A la force de Bach, Haendel ajoute quelque grâce. Sa naïve pastorale de Noël est un sourire d’enfant : Incipe, parve puer… Même charme dans plus d’un aimable cantique, où le musicien pourrait dire de lui-même ce qu’il dit du Seigneur avec une douceur infinie : Sa chaîne est légère, son joug n’est pas lourd. Il allège le style de son grand devancier ; il entr’ouvre la fenêtre, que Haydn et Mozart ouvriront bientôt toute grande. De cette fenêtre il voit un peu de nature, un peu d’horizon, et quand les anges annoncent la Nativité, leur simple récit de quelques mesures frissonne au vent de la nuit.

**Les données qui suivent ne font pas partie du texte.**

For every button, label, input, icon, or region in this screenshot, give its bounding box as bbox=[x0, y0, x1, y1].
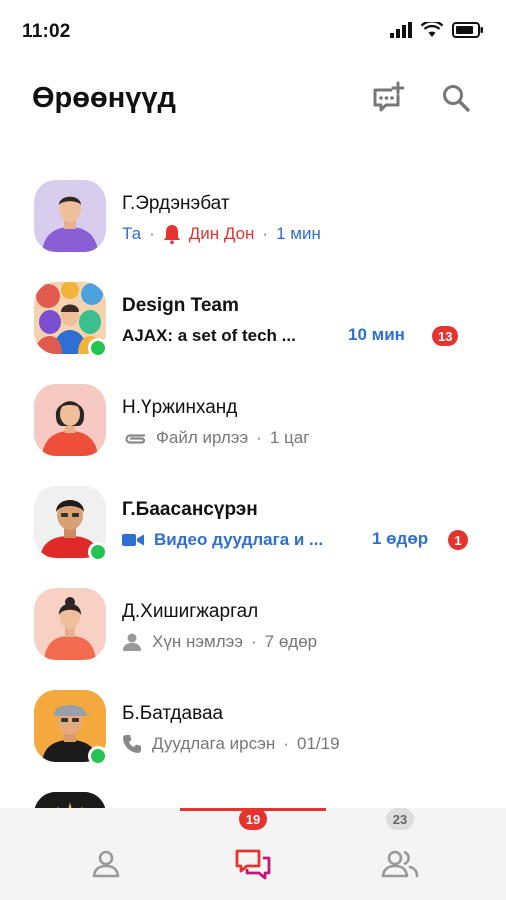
video-icon bbox=[122, 532, 144, 548]
header: Өрөөнүүд bbox=[0, 64, 506, 144]
separator-dot: · bbox=[262, 224, 269, 243]
search-button[interactable] bbox=[434, 78, 478, 122]
tab-badge: 19 bbox=[239, 808, 267, 830]
online-indicator bbox=[88, 746, 108, 766]
separator-dot: · bbox=[256, 428, 262, 447]
chat-row[interactable]: Г.Эрдэнэбат Та · Дин Дон · 1 мин bbox=[0, 166, 506, 268]
chat-message: Хүн нэмлээ bbox=[152, 632, 243, 651]
tab-profile[interactable] bbox=[46, 818, 166, 896]
tab-chats[interactable]: 19 bbox=[193, 808, 313, 896]
avatar bbox=[34, 180, 106, 252]
status-bar: 11:02 bbox=[0, 0, 506, 64]
tab-contacts[interactable]: 23 bbox=[340, 808, 460, 896]
bell-icon bbox=[163, 224, 181, 244]
online-indicator bbox=[88, 338, 108, 358]
search-icon bbox=[441, 83, 471, 118]
person-icon bbox=[122, 633, 142, 651]
tab-badge: 23 bbox=[386, 808, 414, 830]
chat-time: 01/19 bbox=[297, 734, 340, 753]
chat-row[interactable]: Г.Баасансүрэн Видео дуудлага и ... 1 өдө… bbox=[0, 472, 506, 574]
chat-sender: Та bbox=[122, 224, 142, 243]
chat-time: 1 өдөр bbox=[372, 529, 429, 548]
paperclip-icon bbox=[122, 431, 148, 445]
chat-preview: Дуудлага ирсэн · 01/19 bbox=[122, 733, 340, 755]
avatar bbox=[34, 588, 106, 660]
chat-name: Design Team bbox=[122, 295, 239, 316]
unread-badge: 1 bbox=[448, 530, 468, 550]
wifi-icon bbox=[420, 20, 444, 43]
profile-icon bbox=[90, 848, 122, 885]
chat-name: Г.Эрдэнэбат bbox=[122, 193, 230, 214]
chat-time: 10 мин bbox=[348, 325, 405, 344]
chat-time: 1 цаг bbox=[269, 428, 310, 447]
separator-dot: · bbox=[250, 632, 257, 651]
contacts-icon bbox=[380, 848, 420, 885]
chat-row[interactable]: Д.Хишигжаргал Хүн нэмлээ · 7 өдөр bbox=[0, 574, 506, 676]
online-indicator bbox=[88, 542, 108, 562]
chat-name: Б.Батдаваа bbox=[122, 703, 224, 724]
chat-preview: Та · Дин Дон · 1 мин bbox=[122, 223, 321, 245]
new-chat-icon bbox=[371, 81, 405, 120]
new-chat-button[interactable] bbox=[366, 78, 410, 122]
status-icons bbox=[390, 20, 484, 43]
bottom-tab-bar: 19 23 bbox=[0, 808, 506, 900]
chat-message: Дин Дон bbox=[188, 224, 255, 243]
chat-row[interactable]: Н.Үржинханд Файл ирлээ · 1 цаг bbox=[0, 370, 506, 472]
chat-message: Видео дуудлага и ... bbox=[154, 530, 324, 549]
chat-time: 7 өдөр bbox=[264, 632, 318, 651]
avatar bbox=[34, 384, 106, 456]
chat-name: Д.Хишигжаргал bbox=[122, 601, 259, 622]
chat-message: Файл ирлээ bbox=[156, 428, 249, 447]
chat-name: Г.Баасансүрэн bbox=[122, 499, 258, 520]
page-title: Өрөөнүүд bbox=[32, 82, 176, 114]
chat-name: Н.Үржинханд bbox=[122, 397, 238, 418]
chat-row[interactable]: Design Team AJAX: a set of tech ... 10 м… bbox=[0, 268, 506, 370]
battery-icon bbox=[452, 22, 484, 43]
unread-badge: 13 bbox=[432, 326, 459, 346]
status-time: 11:02 bbox=[22, 21, 71, 42]
signal-icon bbox=[390, 22, 412, 43]
chat-message: AJAX: a set of tech ... bbox=[122, 326, 296, 345]
chat-preview: Хүн нэмлээ · 7 өдөр bbox=[122, 631, 317, 653]
separator-dot: · bbox=[283, 734, 289, 753]
chat-message: Дуудлага ирсэн bbox=[152, 734, 276, 753]
chat-preview: AJAX: a set of tech ... bbox=[122, 325, 296, 347]
separator-dot: · bbox=[149, 224, 155, 243]
chat-list: Г.Эрдэнэбат Та · Дин Дон · 1 мин Design … bbox=[0, 166, 506, 816]
chat-preview: Видео дуудлага и ... bbox=[122, 529, 323, 551]
chat-preview: Файл ирлээ · 1 цаг bbox=[122, 427, 309, 449]
chat-bubbles-icon bbox=[235, 848, 271, 887]
phone-icon bbox=[122, 734, 142, 754]
chat-time: 1 мин bbox=[276, 224, 321, 243]
chat-row[interactable]: Б.Батдаваа Дуудлага ирсэн · 01/19 bbox=[0, 676, 506, 778]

Toutefois, Haendel parle rarement à voix basse ; il possède surtout l’éclat et l’énergie, la griffe du lion de Juda. L’Évangile n’a point amolli dans son âme la vigueur un peu rude de l’Ancien-Testament, et le génie biblique domine ses plus chrétiennes inspirations. Dans un Credo triomphal qui ouvre la troisième partie du Messie, l’idée religieuse est affirmée, jetée aux quatre coins du monde avec une hardiesse, une sûreté de foi victorieuses ; la cadence habituelle, trop habituelle même à la phrase du maître, se relève ici d’un essor inattendu, puis redescend, noble comme l’aigle, qui même en se posant donne encore de grands coups d’aile. Le chœur : Frères, c’est pour nous qu’il donne sa vie, est le mea culpa de toute l’humanité ; le lamento suivant : Pleurez, cœurs fidèles, dont la terminaison nous semble encore nouvelle aujourd’hui, n’a pas d’égal dans la Passion. Le célèbre Alléluia n’a d’égal nulle part ; c’est le cantique universel, catholique au vrai sens du mot. Les cris presque hurlés en des tonalités toujours plus retentissantes, la progression des voix de femmes éclatant par-dessus les autres, les fanfares de trompettes, tout cela fait de cette vocifération sacrée l’hymne de l’univers emporté vers Dieu par quelque assomption gigantesque.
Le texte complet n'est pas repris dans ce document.